RC cars generally need a paved surface to run on, so open parking lots of schools, churches, and office areas provide plenty of space to play on. If you're racing or practicing on someone else's property, it is extremely important to ask their permission first. And, if there are younger children out running their cars or watching, make sure there is proper supervision.

With RC trucks, the type of surface doesn't matter as much, since they can be driven on pavement, dirt, gravel and all types of ground. Even long grass can be tackled- though only for short periods of time. Open fields, vacant lots, and construction yards are perfect places to run or race, as long as it's safe and you have permission.

Though many people enjoy simply running their car by themselves up the street, this can be made infinitely more fun by practicing and racing with others. Setting up pylons easily turns an empty parking lot into a racetrack, while a vacant lot can be host to a tug-of-war.

If you prefer off-roading or a more rugged challenge for your vehicle, you can construct your own jumps in a field, yard or lot. Scraps of wood or cardboard can be used to make ramps and jumps or challenging obstacle courses. Off-road RC vehicles have a lot of power, but don’t overestimate their torque when you construct your track. Make sure that if there are younger children playing you have proper supervision.
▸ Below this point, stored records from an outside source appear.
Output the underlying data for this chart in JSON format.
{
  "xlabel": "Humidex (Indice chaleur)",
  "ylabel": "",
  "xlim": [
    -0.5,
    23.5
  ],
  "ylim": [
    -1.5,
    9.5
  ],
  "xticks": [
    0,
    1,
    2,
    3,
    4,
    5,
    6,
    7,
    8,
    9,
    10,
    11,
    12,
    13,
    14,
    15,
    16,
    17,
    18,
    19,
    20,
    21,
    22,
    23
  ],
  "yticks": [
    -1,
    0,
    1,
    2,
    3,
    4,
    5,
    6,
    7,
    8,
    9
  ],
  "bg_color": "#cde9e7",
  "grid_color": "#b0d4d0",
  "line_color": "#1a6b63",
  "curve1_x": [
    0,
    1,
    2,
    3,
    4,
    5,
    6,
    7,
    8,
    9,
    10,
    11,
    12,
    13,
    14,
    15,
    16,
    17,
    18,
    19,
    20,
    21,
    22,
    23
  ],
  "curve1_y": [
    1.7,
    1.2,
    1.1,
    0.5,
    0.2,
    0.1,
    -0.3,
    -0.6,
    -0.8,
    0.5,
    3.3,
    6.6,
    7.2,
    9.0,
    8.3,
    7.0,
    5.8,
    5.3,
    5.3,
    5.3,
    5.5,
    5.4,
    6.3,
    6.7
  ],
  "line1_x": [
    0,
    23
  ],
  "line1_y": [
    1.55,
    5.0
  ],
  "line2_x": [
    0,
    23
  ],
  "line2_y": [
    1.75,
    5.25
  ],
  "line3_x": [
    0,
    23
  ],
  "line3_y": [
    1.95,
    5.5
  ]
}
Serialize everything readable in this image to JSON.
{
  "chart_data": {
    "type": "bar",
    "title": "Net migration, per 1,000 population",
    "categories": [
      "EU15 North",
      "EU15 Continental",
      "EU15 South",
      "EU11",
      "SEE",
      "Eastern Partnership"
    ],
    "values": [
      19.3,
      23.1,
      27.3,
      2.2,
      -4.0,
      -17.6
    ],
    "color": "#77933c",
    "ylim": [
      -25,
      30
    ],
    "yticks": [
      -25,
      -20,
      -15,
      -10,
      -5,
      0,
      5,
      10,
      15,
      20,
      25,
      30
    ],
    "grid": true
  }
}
But if you prefer official races, they're held often enough that you can be racing every few months. For some hobbyists there's nothing else that compares to RC car racing. Most race areas are on-road (paved) tracks, usually in unused parking lots. Other locations are off-road, featuring all-dirt surfaces with lanes separated by boards or plastic pipe. Most metropolitan areas have a race track nearby. To find the racetrack nearest you, start with the internet and the yellow pages or your local hobby shop.